The Ukraine Facility, which entered into force on 1 March 2024, provides up to €50 billion of stable financing, in grants and loans, to support Ukraine’s recovery, reconstruction, and modernisation for the period 2024 to 2027. With this third disbursement, Ukraine will have received close to €20 billion under the Ukraine Facility since its entry into force a year ago.
The Council concluded on Monday that Ukraine had satisfied the necessary conditions laid down in the Ukraine Plan in order to receive a third disbursement from the Ukraine Facility.
“Ukraine successfully demonstrated that it had implemented 13 different steps. These include, among others, passing reforms to increase the use of renewable energy; increasing the autonomy of the energy regulator; simplifying border-crossing procedures in line with EU standards; adopting a strategy for agriculture and rural development (including the removal of land mines from agricultural areas); and continuing work on listing its strategic and critical raw materials,” says a press release by the Council of the EU.
The Ukraine Plan sets out Ukraine’s intentions regarding the recovery, reconstruction and modernisation of the country, and a timetable for the reforms it plans to undertake as part of its EU accession process in the next four years.
The Foreign Affairs Council also discussed defence support to Ukraine.
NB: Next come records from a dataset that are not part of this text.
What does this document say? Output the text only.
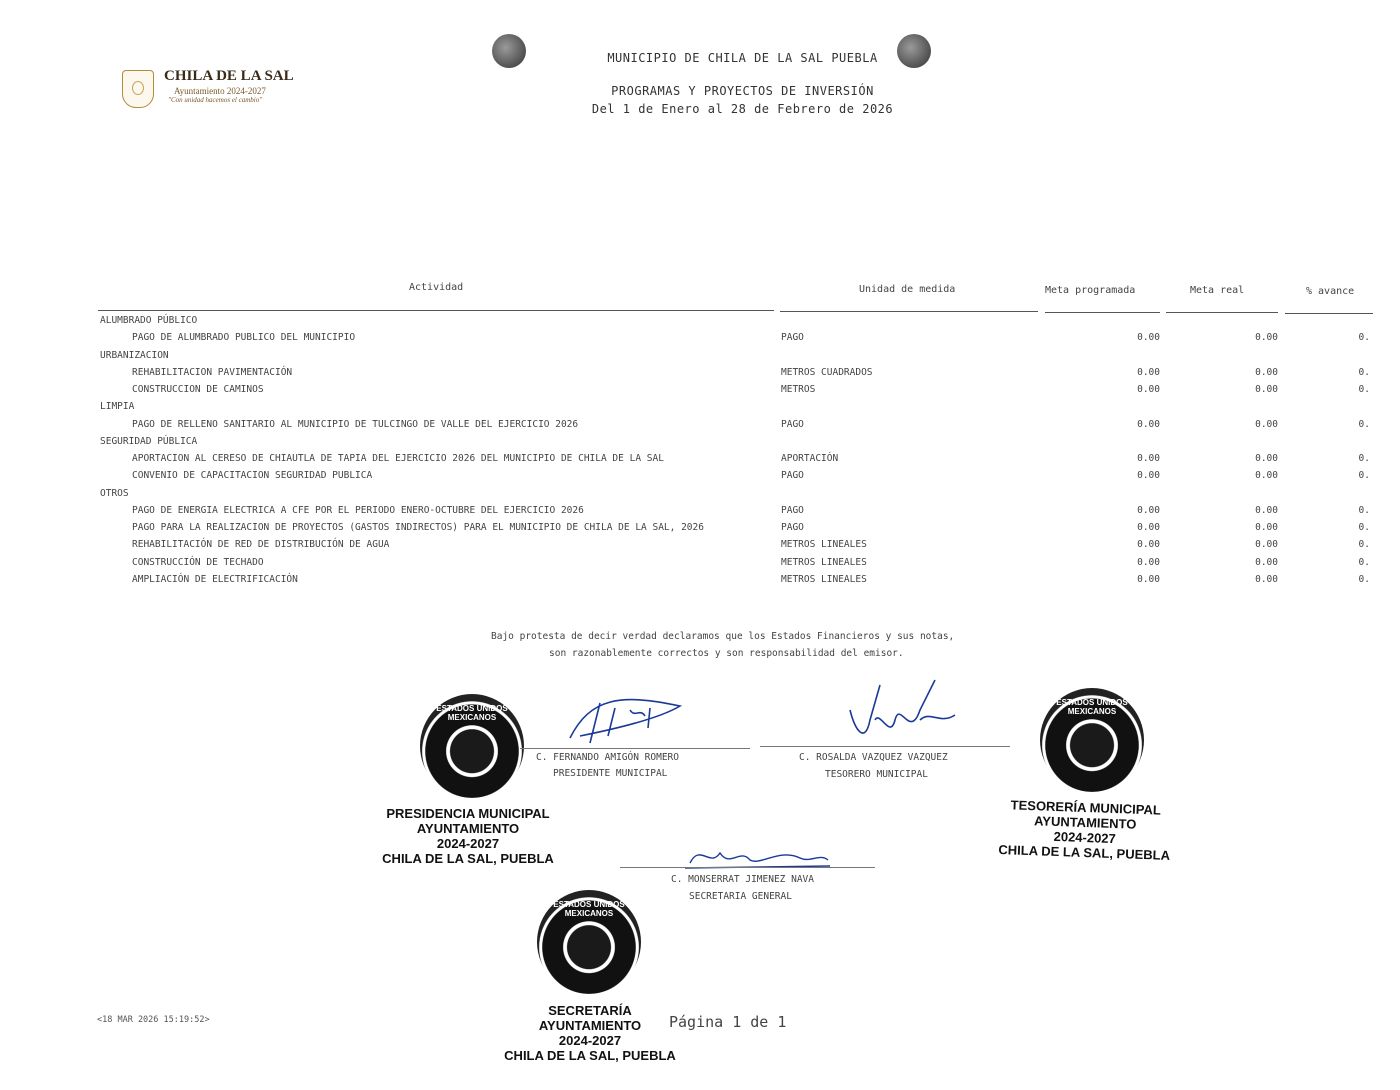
CHILA DE LA SAL
Ayuntamiento 2024-2027
"Con unidad hacemos el cambio"
MUNICIPIO DE CHILA DE LA SAL PUEBLA
PROGRAMAS Y PROYECTOS DE INVERSIÓN
Del 1 de Enero al 28 de Febrero de 2026
Actividad	Unidad de medida	Meta programada	Meta real	% avance
ALUMBRADO PÚBLICO
PAGO DE ALUMBRADO PUBLICO DEL MUNICIPIO	PAGO	0.00	0.00	0.
URBANIZACION
REHABILITACION PAVIMENTACIÓN	METROS CUADRADOS	0.00	0.00	0.
CONSTRUCCION DE CAMINOS	METROS	0.00	0.00	0.
LIMPIA
PAGO DE RELLENO SANITARIO AL MUNICIPIO DE TULCINGO DE VALLE DEL EJERCICIO 2026	PAGO	0.00	0.00	0.
SEGURIDAD PÚBLICA
APORTACION AL CERESO DE CHIAUTLA DE TAPIA DEL EJERCICIO 2026 DEL MUNICIPIO DE CHILA DE LA SAL	APORTACIÓN	0.00	0.00	0.
CONVENIO DE CAPACITACION SEGURIDAD PUBLICA	PAGO	0.00	0.00	0.
OTROS
PAGO DE ENERGIA ELECTRICA A CFE POR EL PERIODO ENERO-OCTUBRE DEL EJERCICIO 2026	PAGO	0.00	0.00	0.
PAGO PARA LA REALIZACION DE PROYECTOS (GASTOS INDIRECTOS) PARA EL MUNICIPIO DE CHILA DE LA SAL, 2026	PAGO	0.00	0.00	0.
REHABILITACIÓN DE RED DE DISTRIBUCIÓN DE AGUA	METROS LINEALES	0.00	0.00	0.
CONSTRUCCIÓN DE TECHADO	METROS LINEALES	0.00	0.00	0.
AMPLIACIÓN DE ELECTRIFICACIÓN	METROS LINEALES	0.00	0.00	0.
Bajo protesta de decir verdad declaramos que los Estados Financieros y sus notas,
son razonablemente correctos y son responsabilidad del emisor.
ESTADOS UNIDOS MEXICANOS
ESTADOS UNIDOS MEXICANOS
ESTADOS UNIDOS MEXICANOS
PRESIDENCIA MUNICIPAL
AYUNTAMIENTO
2024-2027
CHILA DE LA SAL, PUEBLA
TESORERÍA MUNICIPAL
AYUNTAMIENTO
2024-2027
CHILA DE LA SAL, PUEBLA
SECRETARÍA
AYUNTAMIENTO
2024-2027
CHILA DE LA SAL, PUEBLA
C. FERNANDO AMIGÓN ROMERO
PRESIDENTE MUNICIPAL
C. ROSALDA VAZQUEZ VAZQUEZ
TESORERO MUNICIPAL
C. MONSERRAT JIMENEZ NAVA
SECRETARIA GENERAL
<18 MAR 2026 15:19:52>	Página 1 de 1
EU High Representative Kaja Kallas told journalists after the meeting that there was a “broad political support for [the] defence initiative of [€]40 billion”.
“[In the] last European Council we had the wording that we need to move swiftly with this initiative, and we have done some more work on this. So, hopefully I will be able to really move on because everybody understood, around the table, that we should really show our resolve right now and support Ukraine so that they can defend themselves,” Kaja Kallas said.